What had captured my imagination, it turns out, was something quite ancient. It was a curious habit of the Greek philosopher, Zeno, to approach philosophical questions not through a single argument but by lining up arguments on multiple sides. The approach is enshrined in Plato’s Parmenides dialogue, where the old philosopher of the dialogue’s title confuses everyone by addressing the conundrum for which he was most famous—whether being is ultimately one or many—with a catalog of competing answers. This practice of meeting every argument with attempted refutations and responses to them is at the core of what we call the Socratic method, characterized by that philosopher as a kind of serious play. It is serious, for it tackles ultimate questions and matters of life and death, but it puts off decision-making so as to play with ideas, the conviction being that only in a kind of playful spirit are we capable of being open to forms of reasoning that challenge our prejudices and assumptions.
The Socratic style was formalized in the practice of Scholastic disputation in the Middle Ages. This was the form of pedagogy that shaped early Jesuit education and inspired the quaestio structure of the great Medieval Summas. Though the Medieval period generally was a time of religious conflict, in the world of philosophy, Jewish, Muslim and Christian scholars were learning from one another how to interpret the wisdom of the past and use it to better understand and defend their faith traditions.
Given my strong undergraduate experience of philosophy’s value, it is natural that I would gravitate toward universities that put the discipline at the heart of their liberal arts education. Philosophy has always been part of what makes Jesuit institutions different, playing a key role in their identity. Philosophy is part of how we show students the possibility of being in the world but not of it, of questioning what others take for granted, of taking the role of a gadfly out of a sense of duty to truth-seeking. Philosophy contributes to the Jesuit strategy of cultivating students who are not mere ideologues, but impassioned thinkers.
In recent decades, philosophy in Jesuit higher education has been changing, both from without and within—from without, because fewer faculty and administrators have experienced it in their own educational backgrounds; from within, because of the inclusion of an ever-greater range of types of philosophy, expanding to under-recognized regions of the world and bringing in voices of those that the discipline has too long excluded. The watchword today is diversity, mirroring the growing diversity among students and faculty, but born also of an inherently ravenous philosophical appetite for views.
In the face of this dramatic shift, there is justified concern that an ever-greater diversity of orientations—including many that are atheist and anti-clerical—will drown out the arguments for rational faith that have grounded the very justification of a religiously-affiliated university. This is a very real risk, and yet I might argue that in the world of Catholic higher education, the situation was ever thus. Medieval universities were wracked with the controversy of pagan philosophies taking up residence in the core curriculum. Scholastic Christian thinkers seemed to lend as much credence to Muslim and Jewish thinkers as to Church fathers. Within the university walls, battles raged among realists, nominalists, determinists and a host of other mutually incompatible views. From the parallax view of our own time, we lump all of this under the heading of “scholasticism,” but from within the debates, the alternatives seemed very far apart indeed.

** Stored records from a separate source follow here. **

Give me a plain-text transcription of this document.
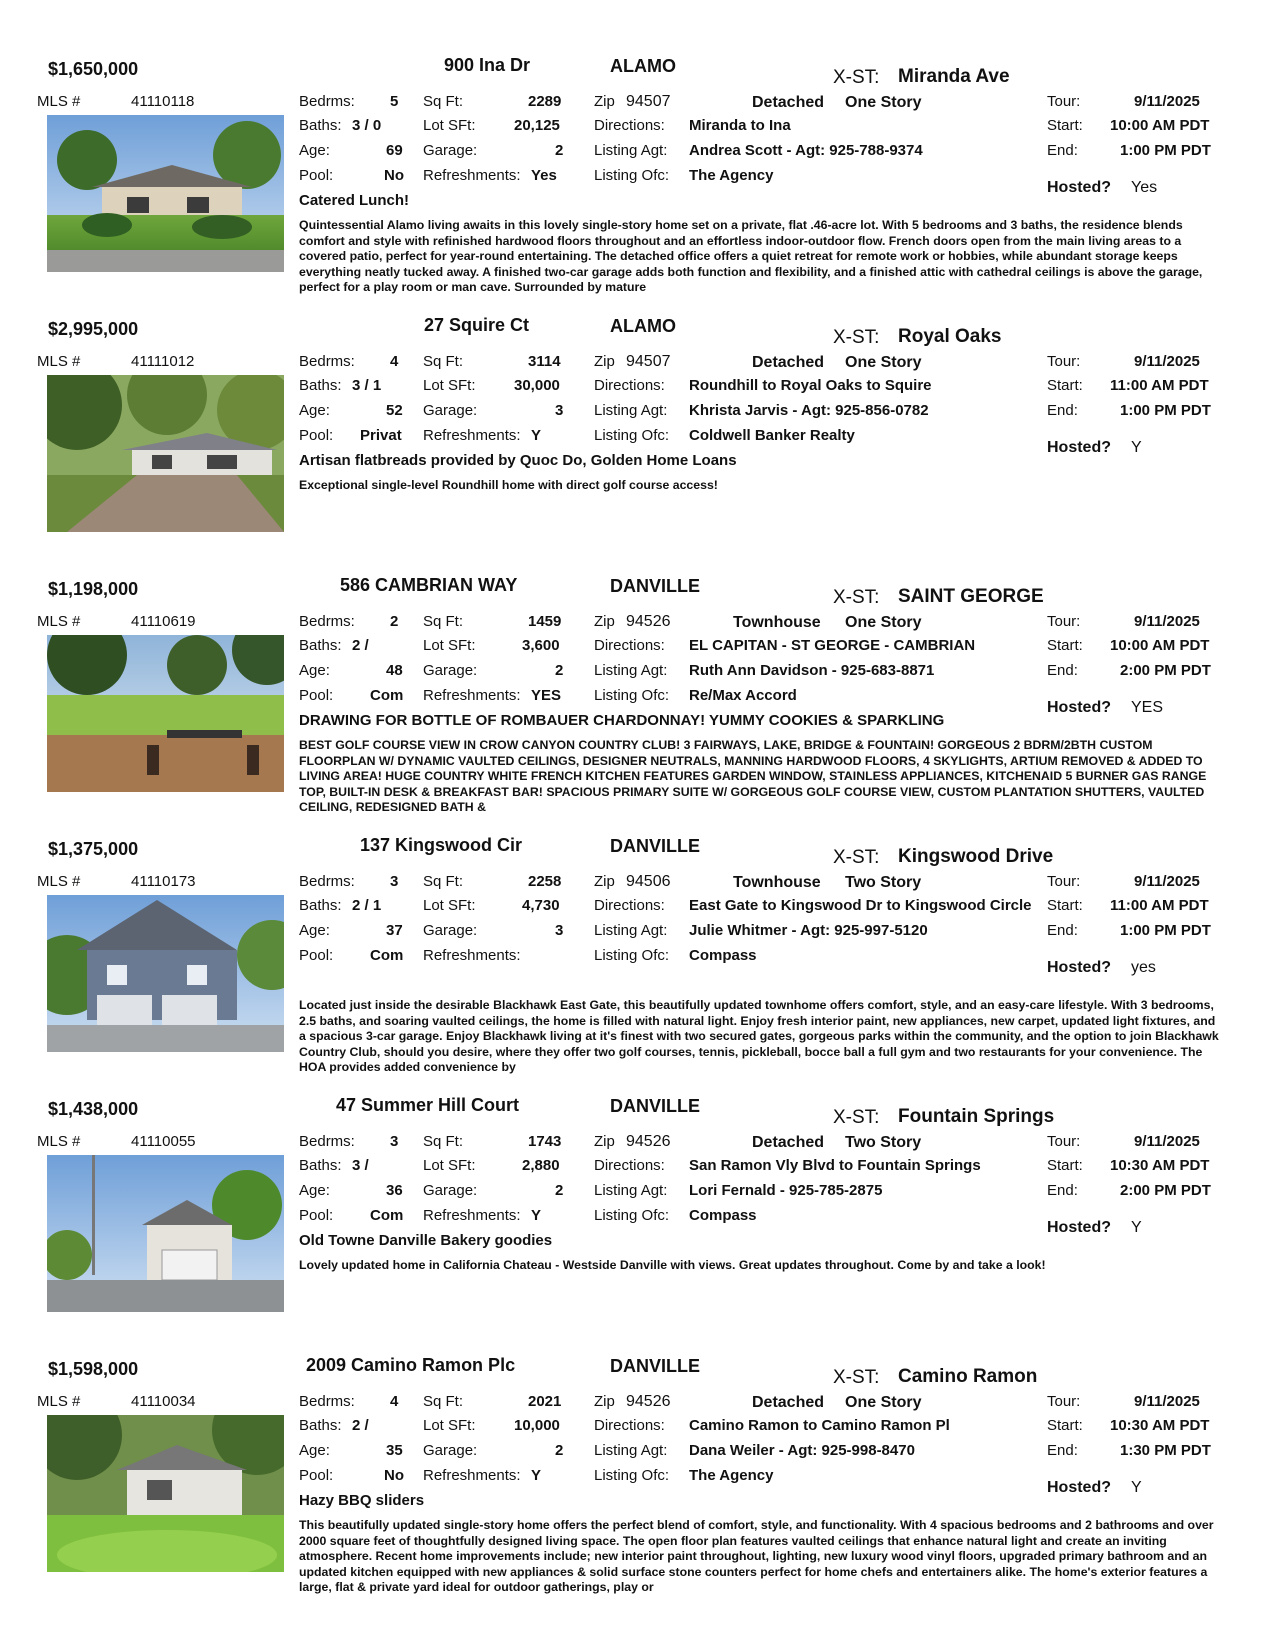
$1,650,000	900 Ina Dr	ALAMO
X-ST: Miranda Ave
MLS #	41110118	Bedrms: 5
Baths: 3 / 0
Age:	69
Pool:	No
Sq Ft:	2289
Lot SFt:	20,125
Garage:	2
Refreshments: Yes
Zip 94507	Detached One Story
Directions: Miranda to Ina
Listing Agt: Andrea Scott - Agt: 925-788-9374
Listing Ofc: The Agency
Tour:	9/11/2025
Start: 10:00 AM PDT
End:	1:00 PM PDT
Hosted? Yes
Catered Lunch!
Quintessential Alamo living awaits in this lovely single-story home set on a private, flat .46-acre lot. With 5 bedrooms and 3 baths, the residence blends comfort and style with refinished hardwood floors throughout and an effortless indoor-outdoor flow. French doors open from the main living areas to a covered patio, perfect for year-round entertaining. The detached office offers a quiet retreat for remote work or hobbies, while abundant storage keeps everything neatly tucked away. A finished two-car garage adds both function and flexibility, and a finished attic with cathedral ceilings is above the garage, perfect for a play room or man cave. Surrounded by mature
$2,995,000	27 Squire Ct	ALAMO
X-ST: Royal Oaks
MLS #	41111012	Bedrms: 4
Baths: 3 / 1
Age:	52
Pool: Privat
Sq Ft:	3114
Lot SFt:	30,000
Garage:	3
Refreshments: Y
Zip 94507	Detached One Story
Directions: Roundhill to Royal Oaks to Squire
Listing Agt: Khrista Jarvis - Agt: 925-856-0782
Listing Ofc: Coldwell Banker Realty
Tour:	9/11/2025
Start: 11:00 AM PDT
End:	1:00 PM PDT
Hosted? Y
Artisan flatbreads provided by Quoc Do, Golden Home Loans
Exceptional single-level Roundhill home with direct golf course access!
$1,198,000	586 CAMBRIAN WAY	DANVILLE
X-ST: SAINT GEORGE
MLS #	41110619	Bedrms: 2
Baths: 2 /
Age:	48
Pool: Com
Sq Ft:	1459
Lot SFt:	3,600
Garage:	2
Refreshments: YES
Zip 94526	Townhouse One Story
Directions: EL CAPITAN - ST GEORGE - CAMBRIAN
Listing Agt: Ruth Ann Davidson - 925-683-8871
Listing Ofc: Re/Max Accord
Tour:	9/11/2025
Start: 10:00 AM PDT
End:	2:00 PM PDT
Hosted? YES
DRAWING FOR BOTTLE OF ROMBAUER CHARDONNAY! YUMMY COOKIES & SPARKLING
BEST GOLF COURSE VIEW IN CROW CANYON COUNTRY CLUB! 3 FAIRWAYS, LAKE, BRIDGE & FOUNTAIN! GORGEOUS 2 BDRM/2BTH CUSTOM FLOORPLAN W/ DYNAMIC VAULTED CEILINGS, DESIGNER NEUTRALS, MANNING HARDWOOD FLOORS, 4 SKYLIGHTS, ARTIUM REMOVED & ADDED TO LIVING AREA! HUGE COUNTRY WHITE FRENCH KITCHEN FEATURES GARDEN WINDOW, STAINLESS APPLIANCES, KITCHENAID 5 BURNER GAS RANGE TOP, BUILT-IN DESK & BREAKFAST BAR! SPACIOUS PRIMARY SUITE W/ GORGEOUS GOLF COURSE VIEW, CUSTOM PLANTATION SHUTTERS, VAULTED CEILING, REDESIGNED BATH &
$1,375,000	137 Kingswood Cir	DANVILLE
X-ST: Kingswood Drive
MLS #	41110173	Bedrms: 3
Baths: 2 / 1
Age:	37
Pool: Com
Sq Ft:	2258
Lot SFt:	4,730
Garage:	3
Refreshments:
Zip 94506	Townhouse Two Story
Directions: East Gate to Kingswood Dr to Kingswood Circle
Listing Agt: Julie Whitmer - Agt: 925-997-5120
Listing Ofc: Compass
Tour:	9/11/2025
Start: 11:00 AM PDT
End:	1:00 PM PDT
Hosted? yes
Located just inside the desirable Blackhawk East Gate, this beautifully updated townhome offers comfort, style, and an easy-care lifestyle. With 3 bedrooms, 2.5 baths, and soaring vaulted ceilings, the home is filled with natural light. Enjoy fresh interior paint, new appliances, new carpet, updated light fixtures, and a spacious 3-car garage. Enjoy Blackhawk living at it's finest with two secured gates, gorgeous parks within the community, and the option to join Blackhawk Country Club, should you desire, where they offer two golf courses, tennis, pickleball, bocce ball a full gym and two restaurants for your convenience. The HOA provides added convenience by
$1,438,000	47 Summer Hill Court	DANVILLE
X-ST: Fountain Springs
MLS #	41110055	Bedrms: 3
Baths: 3 /
Age:	36
Pool: Com
Sq Ft:	1743
Lot SFt:	2,880
Garage:	2
Refreshments: Y
Zip 94526	Detached Two Story
Directions: San Ramon Vly Blvd to Fountain Springs
Listing Agt: Lori Fernald - 925-785-2875
Listing Ofc: Compass
Tour:	9/11/2025
Start: 10:30 AM PDT
End:	2:00 PM PDT
Hosted? Y
Old Towne Danville Bakery goodies
Lovely updated home in California Chateau - Westside Danville with views. Great updates throughout. Come by and take a look!
$1,598,000	2009 Camino Ramon Plc	DANVILLE
X-ST: Camino Ramon
MLS #	41110034	Bedrms: 4
Baths: 2 /
Age:	35
Pool:	No
Sq Ft:	2021
Lot SFt:	10,000
Garage:	2
Refreshments: Y
Zip 94526	Detached One Story
Directions: Camino Ramon to Camino Ramon Pl
Listing Agt: Dana Weiler - Agt: 925-998-8470
Listing Ofc: The Agency
Tour:	9/11/2025
Start: 10:30 AM PDT
End:	1:30 PM PDT
Hosted? Y
Hazy BBQ sliders
This beautifully updated single-story home offers the perfect blend of comfort, style, and functionality. With 4 spacious bedrooms and 2 bathrooms and over 2000 square feet of thoughtfully designed living space. The open floor plan features vaulted ceilings that enhance natural light and create an inviting atmosphere. Recent home improvements include; new interior paint throughout, lighting, new luxury wood vinyl floors, upgraded primary bathroom and an updated kitchen equipped with new appliances & solid surface stone counters perfect for home chefs and entertainers alike. The home's exterior features a large, flat & private yard ideal for outdoor gatherings, play or
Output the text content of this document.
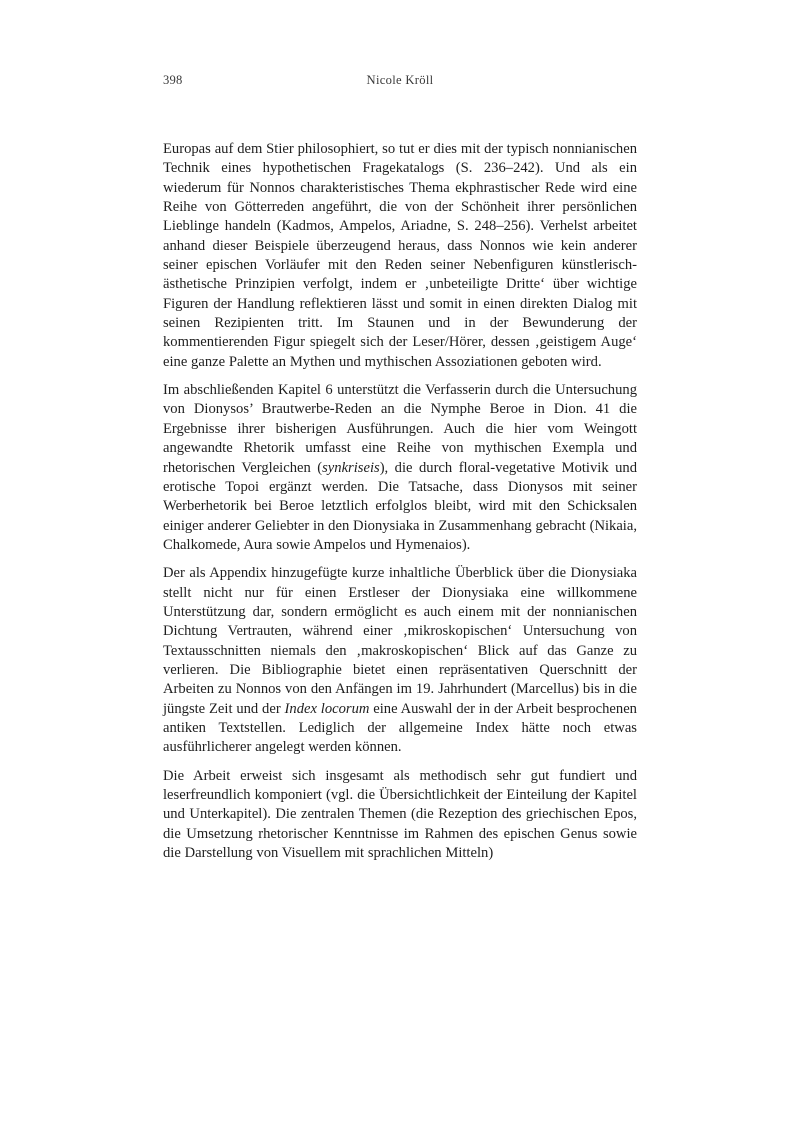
398	Nicole Kröll

Europas auf dem Stier philosophiert, so tut er dies mit der typisch nonnianischen Technik eines hypothetischen Fragekatalogs (S. 236–242). Und als ein wiederum für Nonnos charakteristisches Thema ekphrastischer Rede wird eine Reihe von Götterreden angeführt, die von der Schönheit ihrer persönlichen Lieblinge handeln (Kadmos, Ampelos, Ariadne, S. 248–256). Verhelst arbeitet anhand dieser Beispiele überzeugend heraus, dass Nonnos wie kein anderer seiner epischen Vorläufer mit den Reden seiner Nebenfiguren künstlerisch-ästhetische Prinzipien verfolgt, indem er ‚unbeteiligte Dritte‘ über wichtige Figuren der Handlung reflektieren lässt und somit in einen direkten Dialog mit seinen Rezipienten tritt. Im Staunen und in der Bewunderung der kommentierenden Figur spiegelt sich der Leser/Hörer, dessen ‚geistigem Auge‘ eine ganze Palette an Mythen und mythischen Assoziationen geboten wird.

Im abschließenden Kapitel 6 unterstützt die Verfasserin durch die Untersuchung von Dionysos’ Brautwerbe-Reden an die Nymphe Beroe in Dion. 41 die Ergebnisse ihrer bisherigen Ausführungen. Auch die hier vom Weingott angewandte Rhetorik umfasst eine Reihe von mythischen Exempla und rhetorischen Vergleichen (synkriseis), die durch floral-vegetative Motivik und erotische Topoi ergänzt werden. Die Tatsache, dass Dionysos mit seiner Werberhetorik bei Beroe letztlich erfolglos bleibt, wird mit den Schicksalen einiger anderer Geliebter in den Dionysiaka in Zusammenhang gebracht (Nikaia, Chalkomede, Aura sowie Ampelos und Hymenaios).

Der als Appendix hinzugefügte kurze inhaltliche Überblick über die Dionysiaka stellt nicht nur für einen Erstleser der Dionysiaka eine willkommene Unterstützung dar, sondern ermöglicht es auch einem mit der nonnianischen Dichtung Vertrauten, während einer ‚mikroskopischen‘ Untersuchung von Textausschnitten niemals den ‚makroskopischen‘ Blick auf das Ganze zu verlieren. Die Bibliographie bietet einen repräsentativen Querschnitt der Arbeiten zu Nonnos von den Anfängen im 19. Jahrhundert (Marcellus) bis in die jüngste Zeit und der Index locorum eine Auswahl der in der Arbeit besprochenen antiken Textstellen. Lediglich der allgemeine Index hätte noch etwas ausführlicherer angelegt werden können.

Die Arbeit erweist sich insgesamt als methodisch sehr gut fundiert und leserfreundlich komponiert (vgl. die Übersichtlichkeit der Einteilung der Kapitel und Unterkapitel). Die zentralen Themen (die Rezeption des griechischen Epos, die Umsetzung rhetorischer Kenntnisse im Rahmen des epischen Genus sowie die Darstellung von Visuellem mit sprachlichen Mitteln)
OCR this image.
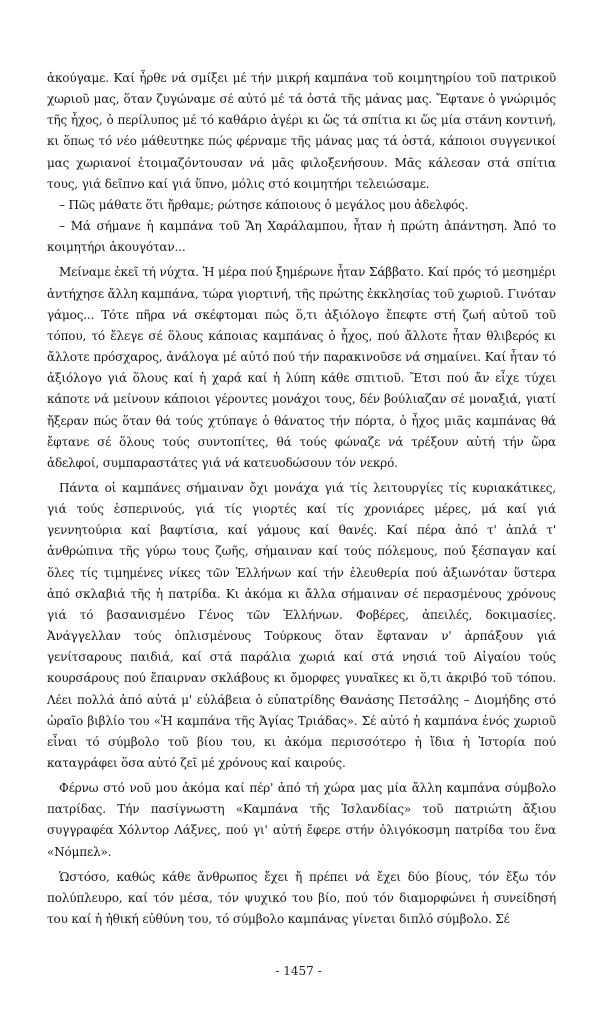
ἀκούγαμε. Καί ἦρθε νά σμίξει μέ τήν μικρή καμπάνα τοῦ κοιμητηρίου τοῦ πατρικοῦ χωριοῦ μας, ὅταν ζυγώναμε σέ αὐτό μέ τά ὀστά τῆς μάνας μας. Ἔφτανε ὁ γνώριμός τῆς ἦχος, ὁ περίλυπος μέ τό καθάριο ἀγέρι κι ὥς τά σπίτια κι ὥς μία στάνη κοντινή, κι ὅπως τό νέο μάθευτηκε πώς φέρναμε τῆς μάνας μας τά ὀστά, κάποιοι συγγενικοί μας χωριανοί ἑτοιμαζόντουσαν νά μᾶς φιλοξενήσουν. Μᾶς κάλεσαν στά σπίτια τους, γιά δεῖπνο καί γιά ὕπνο, μόλις στό κοιμητήρι τελειώσαμε.

– Πῶς μάθατε ὅτι ἤρθαμε; ρώτησε κάποιους ὁ μεγάλος μου ἀδελφός.

– Μά σήμανε ἡ καμπάνα τοῦ Ἅη Χαράλαμπου, ἦταν ἡ πρώτη ἀπάντηση. Ἀπό το κοιμητήρι ἀκουγόταν...

Μείναμε ἐκεῖ τή νύχτα. Ἡ μέρα πού ξημέρωνε ἦταν Σάββατο. Καί πρός τό μεσημέρι ἀντήχησε ἄλλη καμπάνα, τώρα γιορτινή, τῆς πρώτης ἐκκλησίας τοῦ χωριοῦ. Γινόταν γάμος... Τότε πῆρα νά σκέφτομαι πώς ὅ,τι ἀξιόλογο ἔπεφτε στή ζωή αὐτοῦ τοῦ τόπου, τό ἔλεγε σέ ὅλους κάποιας καμπάνας ὁ ἦχος, πού ἄλλοτε ἦταν θλιβερός κι ἄλλοτε πρόσχαρος, ἀνάλογα μέ αὐτό πού τήν παρακινοῦσε νά σημαίνει. Καί ἦταν τό ἀξιόλογο γιά ὅλους καί ἡ χαρά καί ἡ λύπη κάθε σπιτιοῦ. Ἔτσι πού ἄν εἶχε τύχει κάποτε νά μείνουν κάποιοι γέροντες μονάχοι τους, δέν βούλιαζαν σέ μοναξιά, γιατί ἤξεραν πώς ὅταν θά τούς χτύπαγε ὁ θάνατος τήν πόρτα, ὁ ἦχος μιᾶς καμπάνας θά ἔφτανε σέ ὅλους τούς συντοπίτες, θά τούς φώναζε νά τρέξουν αὐτή τήν ὥρα ἀδελφοί, συμπαραστάτες γιά νά κατευοδώσουν τόν νεκρό.

Πάντα οἱ καμπάνες σήμαιναν ὄχι μονάχα γιά τίς λειτουργίες τίς κυριακάτικες, γιά τούς ἑσπερινούς, γιά τίς γιορτές καί τίς χρονιάρες μέρες, μά καί γιά γεννητούρια καί βαφτίσια, καί γάμους καί θανές. Καί πέρα ἀπό τ' ἁπλά τ' ἀνθρώπινα τῆς γύρω τους ζωῆς, σήμαιναν καί τούς πόλεμους, πού ξέσπαγαν καί ὅλες τίς τιμημένες νίκες τῶν Ἑλλήνων καί τήν ἐλευθερία πού ἀξιωνόταν ὕστερα ἀπό σκλαβιά τῆς ἡ πατρίδα. Κι ἀκόμα κι ἄλλα σήμαιναν σέ περασμένους χρόνους γιά τό βασανισμένο Γένος τῶν Ἑλλήνων. Φοβέρες, ἀπειλές, δοκιμασίες. Ἀνάγγελλαν τούς ὁπλισμένους Τούρκους ὅταν ἔφταναν ν' ἁρπάξουν γιά γενίτσαρους παιδιά, καί στά παράλια χωριά καί στά νησιά τοῦ Αἰγαίου τούς κουρσάρους πού ἔπαιρναν σκλάβους κι ὄμορφες γυναῖκες κι ὅ,τι ἀκριβό τοῦ τόπου. Λέει πολλά ἀπό αὐτά μ' εὐλάβεια ὁ εὐπατρίδης Θανάσης Πετσάλης – Διομήδης στό ὡραῖο βιβλίο του «Ἡ καμπάνα τῆς Ἁγίας Τριάδας». Σέ αὐτό ἡ καμπάνα ἑνός χωριοῦ εἶναι τό σύμβολο τοῦ βίου του, κι ἀκόμα περισσότερο ἡ ἴδια ἡ Ἱστορία πού καταγράφει ὅσα αὐτό ζεῖ μέ χρόνους καί καιρούς.

Φέρνω στό νοῦ μου ἀκόμα καί πέρ' ἀπό τή χώρα μας μία ἄλλη καμπάνα σύμβολο πατρίδας. Τήν πασίγνωστη «Καμπάνα τῆς Ἰσλανδίας» τοῦ πατριώτη ἄξιου συγγραφέα Χόλντορ Λάξνες, πού γι' αὐτή ἔφερε στήν ὀλιγόκοσμη πατρίδα του ἕνα «Νόμπελ».

Ὡστόσο, καθώς κάθε ἄνθρωπος ἔχει ἤ πρέπει νά ἔχει δύο βίους, τόν ἔξω τόν πολύπλευρο, καί τόν μέσα, τόν ψυχικό του βίο, πού τόν διαμορφώνει ἡ συνείδησή του καί ἡ ἠθική εὐθύνη του, τό σύμβολο καμπάνας γίνεται διπλό σύμβολο. Σέ

- 1457 -
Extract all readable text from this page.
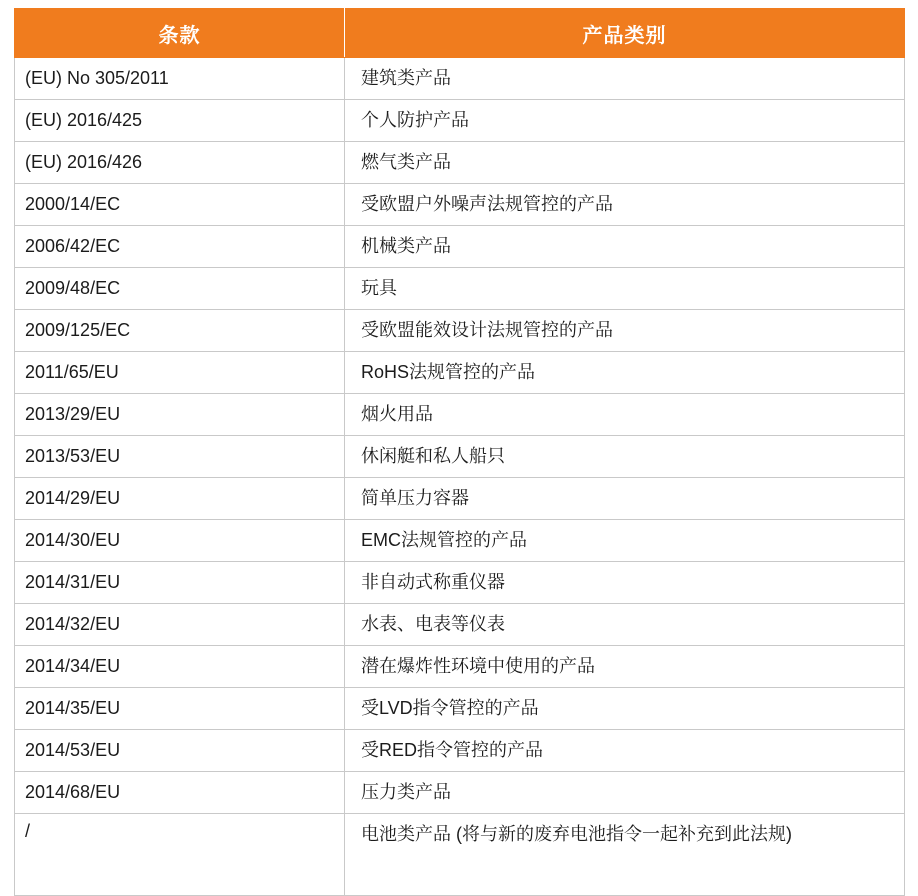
条款	产品类别
(EU) No 305/2011	建筑类产品
(EU) 2016/425	个人防护产品
(EU) 2016/426	燃气类产品
2000/14/EC	受欧盟户外噪声法规管控的产品
2006/42/EC	机械类产品
2009/48/EC	玩具
2009/125/EC	受欧盟能效设计法规管控的产品
2011/65/EU	RoHS法规管控的产品
2013/29/EU	烟火用品
2013/53/EU	休闲艇和私人船只
2014/29/EU	简单压力容器
2014/30/EU	EMC法规管控的产品
2014/31/EU	非自动式称重仪器
2014/32/EU	水表、电表等仪表
2014/34/EU	潜在爆炸性环境中使用的产品
2014/35/EU	受LVD指令管控的产品
2014/53/EU	受RED指令管控的产品
2014/68/EU	压力类产品
/	电池类产品 (将与新的废弃电池指令一起补充到此法规)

Our own range of discourse is broader, to be sure, and yet there is something very characteristic of the Jesuit spirit in seeking an ever-wider and more daunting range of ideas and points of view. In fact, it has seemed to me, at times, that there was no philosophy so radical or anti-religious but that some Jesuit father was specializing in its study. It has been a hallmark of the Jesuit intellectual tradition that its confidence in the truth of its faith is demonstrated in a willingness to be challenged by the worldliest perspectives and the greatest minds of every stripe. By virtue of the inherent openness of the philosophical project, identity is found in the very welcoming of diversity, seeing in that diversity not merely the many paths of human experience and thought, but the endless richness of divine creation.